C, pag. 4 ad 5.1), con il vantaggio ch’essi potranno se del caso farla valere integralmente,

mentre il convenuto riceverà solo una piccola percentuale del suo credito di

salario, pari al dividendo del 2.19% in terza classe.

6.

La

tassa del presente giudizio, stabilita in applicazione

dell’art. 14 LTG trattandosi di una causa di diritto

esecutivo e non di diritto del lavoro (cfr.
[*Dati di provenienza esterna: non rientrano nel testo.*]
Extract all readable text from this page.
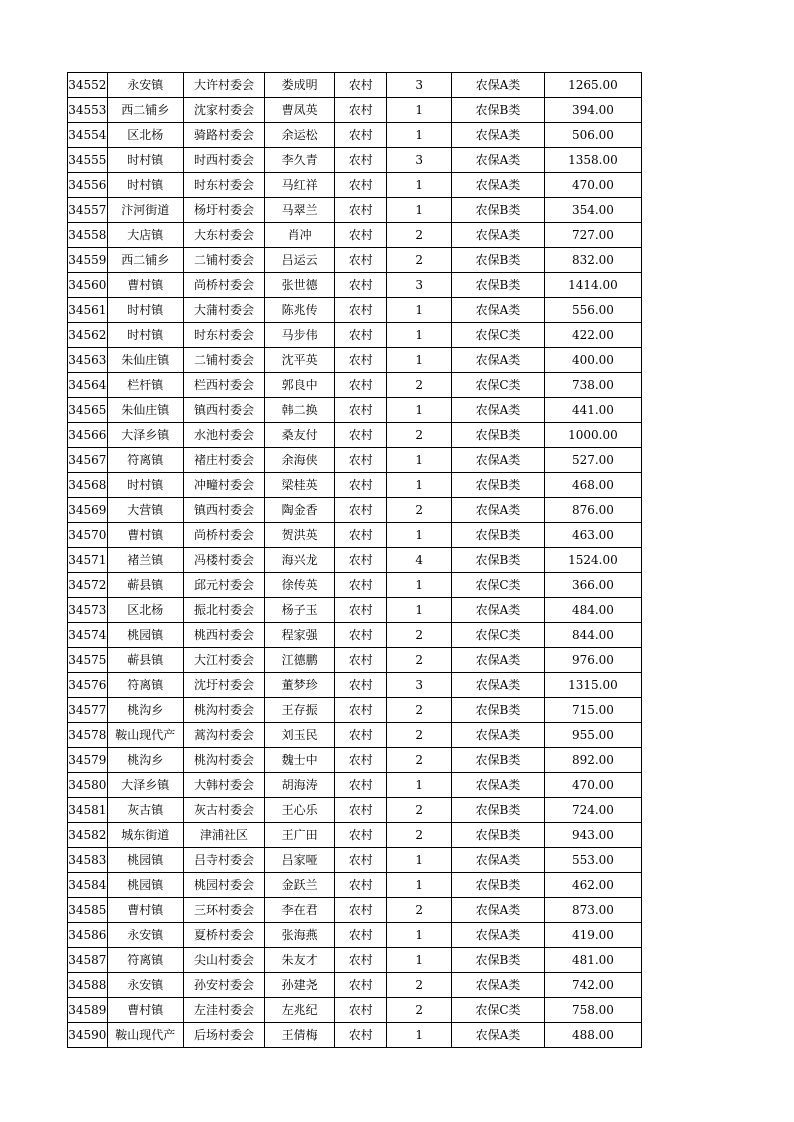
34552	永安镇	大许村委会	娄成明	农村	3	农保A类	1265.00
34553	西二铺乡	沈家村委会	曹凤英	农村	1	农保B类	394.00
34554	区北杨	骑路村委会	余运松	农村	1	农保A类	506.00
34555	时村镇	时西村委会	李久青	农村	3	农保A类	1358.00
34556	时村镇	时东村委会	马红祥	农村	1	农保A类	470.00
34557	汴河街道	杨圩村委会	马翠兰	农村	1	农保B类	354.00
34558	大店镇	大东村委会	肖冲	农村	2	农保A类	727.00
34559	西二铺乡	二铺村委会	吕运云	农村	2	农保B类	832.00
34560	曹村镇	尚桥村委会	张世德	农村	3	农保B类	1414.00
34561	时村镇	大蒲村委会	陈兆传	农村	1	农保A类	556.00
34562	时村镇	时东村委会	马步伟	农村	1	农保C类	422.00
34563	朱仙庄镇	二铺村委会	沈平英	农村	1	农保A类	400.00
34564	栏杆镇	栏西村委会	郭良中	农村	2	农保C类	738.00
34565	朱仙庄镇	镇西村委会	韩二换	农村	1	农保A类	441.00
34566	大泽乡镇	水池村委会	桑友付	农村	2	农保B类	1000.00
34567	符离镇	褚庄村委会	余海侠	农村	1	农保A类	527.00
34568	时村镇	冲疃村委会	梁桂英	农村	1	农保B类	468.00
34569	大营镇	镇西村委会	陶金香	农村	2	农保A类	876.00
34570	曹村镇	尚桥村委会	贺洪英	农村	1	农保B类	463.00
34571	褚兰镇	冯楼村委会	海兴龙	农村	4	农保B类	1524.00
34572	蕲县镇	邱元村委会	徐传英	农村	1	农保C类	366.00
34573	区北杨	振北村委会	杨子玉	农村	1	农保A类	484.00
34574	桃园镇	桃西村委会	程家强	农村	2	农保C类	844.00
34575	蕲县镇	大江村委会	江德鹏	农村	2	农保A类	976.00
34576	符离镇	沈圩村委会	董梦珍	农村	3	农保A类	1315.00
34577	桃沟乡	桃沟村委会	王存振	农村	2	农保B类	715.00
34578	鞍山现代产	蒿沟村委会	刘玉民	农村	2	农保A类	955.00
34579	桃沟乡	桃沟村委会	魏士中	农村	2	农保B类	892.00
34580	大泽乡镇	大韩村委会	胡海涛	农村	1	农保A类	470.00
34581	灰古镇	灰古村委会	王心乐	农村	2	农保B类	724.00
34582	城东街道	津浦社区	王广田	农村	2	农保B类	943.00
34583	桃园镇	吕寺村委会	吕家哑	农村	1	农保A类	553.00
34584	桃园镇	桃园村委会	金跃兰	农村	1	农保B类	462.00
34585	曹村镇	三环村委会	李在君	农村	2	农保A类	873.00
34586	永安镇	夏桥村委会	张海燕	农村	1	农保A类	419.00
34587	符离镇	尖山村委会	朱友才	农村	1	农保B类	481.00
34588	永安镇	孙安村委会	孙建尧	农村	2	农保A类	742.00
34589	曹村镇	左洼村委会	左兆纪	农村	2	农保C类	758.00
34590	鞍山现代产	后场村委会	王倩梅	农村	1	农保A类	488.00
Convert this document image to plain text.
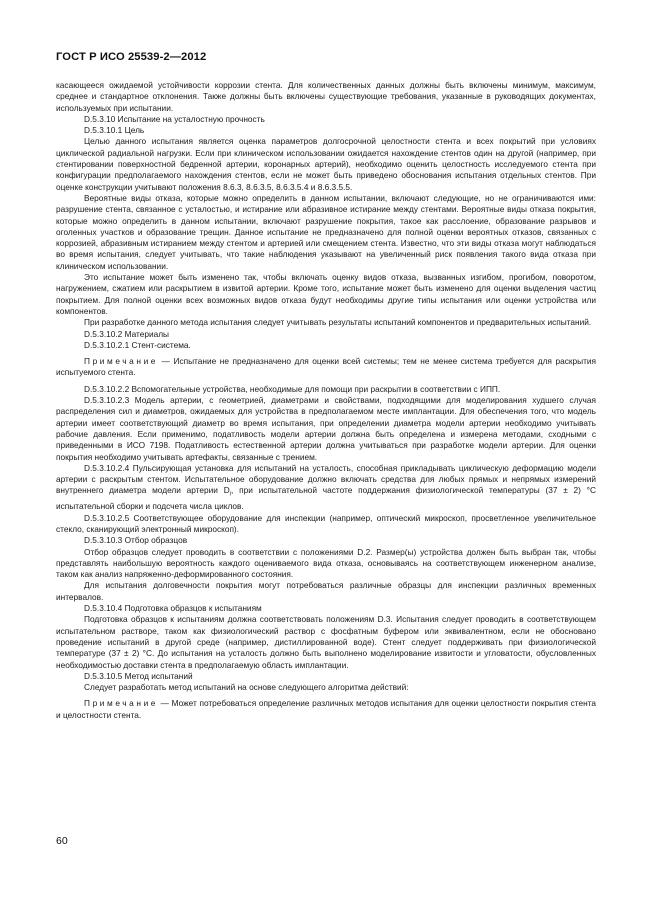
ГОСТ Р ИСО 25539-2—2012

касающееся ожидаемой устойчивости коррозии стента. Для количественных данных должны быть включены минимум, максимум, среднее и стандартное отклонения. Также должны быть включены существующие требования, указанные в руководящих документах, используемых при испытании.

D.5.3.10 Испытание на усталостную прочность

D.5.3.10.1 Цель

Целью данного испытания является оценка параметров долгосрочной целостности стента и всех покрытий при условиях циклической радиальной нагрузки. Если при клиническом использовании ожидается нахождение стентов один на другой (например, при стентировании поверхностной бедренной артерии, коронарных артерий), необходимо оценить целостность исследуемого стента при конфигурации предполагаемого нахождения стентов, если не может быть приведено обоснования испытания отдельных стентов. При оценке конструкции учитывают положения 8.6.3, 8.6.3.5, 8.6.3.5.4 и 8.6.3.5.5.

Вероятные виды отказа, которые можно определить в данном испытании, включают следующие, но не ограничиваются ими: разрушение стента, связанное с усталостью, и истирание или абразивное истирание между стентами. Вероятные виды отказа покрытия, которые можно определить в данном испытании, включают разрушение покрытия, такое как расслоение, образование разрывов и оголенных участков и образование трещин. Данное испытание не предназначено для полной оценки вероятных отказов, связанных с коррозией, абразивным истиранием между стентом и артерией или смещением стента. Известно, что эти виды отказа могут наблюдаться во время испытания, следует учитывать, что такие наблюдения указывают на увеличенный риск появления такого вида отказа при клиническом использовании.

Это испытание может быть изменено так, чтобы включать оценку видов отказа, вызванных изгибом, прогибом, поворотом, нагружением, сжатием или раскрытием в извитой артерии. Кроме того, испытание может быть изменено для оценки выделения частиц покрытием. Для полной оценки всех возможных видов отказа будут необходимы другие типы испытания или оценки устройства или компонентов.

При разработке данного метода испытания следует учитывать результаты испытаний компонентов и предварительных испытаний.

D.5.3.10.2 Материалы

D.5.3.10.2.1 Стент-система.

Примечание — Испытание не предназначено для оценки всей системы; тем не менее система требуется для раскрытия испытуемого стента.

D.5.3.10.2.2 Вспомогательные устройства, необходимые для помощи при раскрытии в соответствии с ИПП.

D.5.3.10.2.3 Модель артерии, с геометрией, диаметрами и свойствами, подходящими для моделирования худшего случая распределения сил и диаметров, ожидаемых для устройства в предполагаемом месте имплантации. Для обеспечения того, что модель артерии имеет соответствующий диаметр во время испытания, при определении диаметра модели артерии необходимо учитывать рабочие давления. Если применимо, податливость модели артерии должна быть определена и измерена методами, сходными с приведенными в ИСО 7198. Податливость естественной артерии должна учитываться при разработке модели артерии. Для оценки покрытия необходимо учитывать артефакты, связанные с трением.

D.5.3.10.2.4 Пульсирующая установка для испытаний на усталость, способная прикладывать циклическую деформацию модели артерии с раскрытым стентом. Испытательное оборудование должно включать средства для любых прямых и непрямых измерений внутреннего диаметра модели артерии $D_i$, при испытательной частоте поддержания физиологической температуры (37 ± 2) °C испытательной сборки и подсчета числа циклов.

D.5.3.10.2.5 Соответствующее оборудование для инспекции (например, оптический микроскоп, просветленное увеличительное стекло, сканирующий электронный микроскоп).

D.5.3.10.3 Отбор образцов

Отбор образцов следует проводить в соответствии с положениями D.2. Размер(ы) устройства должен быть выбран так, чтобы представлять наибольшую вероятность каждого оцениваемого вида отказа, основываясь на соответствующем инженерном анализе, таком как анализ напряженно-деформированного состояния.

Для испытания долговечности покрытия могут потребоваться различные образцы для инспекции различных временных интервалов.

D.5.3.10.4 Подготовка образцов к испытаниям

Подготовка образцов к испытаниям должна соответствовать положениям D.3. Испытания следует проводить в соответствующем испытательном растворе, таком как физиологический раствор с фосфатным буфером или эквивалентном, если не обосновано проведение испытаний в другой среде (например, дистиллированной воде). Стент следует поддерживать при физиологической температуре (37 ± 2) °C. До испытания на усталость должно быть выполнено моделирование извитости и угловатости, обусловленных необходимостью доставки стента в предполагаемую область имплантации.

D.5.3.10.5 Метод испытаний

Следует разработать метод испытаний на основе следующего алгоритма действий:

Примечание — Может потребоваться определение различных методов испытания для оценки целостности покрытия стента и целостности стента.

60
DTF 135 III 470, consid. 1.2), così

come le ripetibili (calcolate secondo l’art. 13 cpv. 1 RTar)

seguono la soccombenza (art. 106 cpv. 1 CPC). Circa i

rimedi esperibili sul piano federale (art. 112 cpv. 1 lett. d LTF), il valore

litigioso, di fr. 42.60, non raggiunge la soglia di fr. 30'000.– ai

fini dell’art. 74 cpv. 1 lett. b LTF.

Per

questi motivi,

pronuncia: 1. Il reclamo è accolto e di conseguenza i dispositivi n. 1 e 2 della

decisione impugnata sono così riformati:

1.

La petizione è respinta.

2.

La tassa di giustizia di fr. 250.–,

da anticipare dalla parte attrice, è posta a suo carico. Essa è tenuta a

rifondere a controparte fr. 150.– per ripetibili.

2.

Le

spese processuali di complessivi fr. 350.– relative al presente giudizio,

già anticipate da RE 1, sono poste a carico della CO 1, che rifonderà a

controparte fr. 400.– per ripetibili.

3.

Notificazione

a:

– avv.;

– avv.,

Comunicazione

alla Giudicatura di pace di Paradiso.

Per la Camera di esecuzione e fallimenti del Tribunale

d’appello

Il presidente La

vicecancelliera

Rimedi

giuridici

Contro la presente decisione è possibile presentare

ricorso in materia civile al Tribunale federale, 1000 Losanna 14, entro 30

giorni dalla notificazione (art. 100 cpv. 1 LTF) solo se la controversia

concerne “una questione di diritto di importanza fondamentale” (art. 74 cpv. 2

LTF). Laddove tale presupposto non sia adempiuto è dato, entro lo stesso

termine, il ricorso sussidiario in materia costituzionale al Tribunale federale

per i motivi previsti dall’art. 116 LTF (art. 113 LTF). Il termine di ricorso è

sospeso durante le ferie giudiziarie (art. 46 cpv. 2 LTF).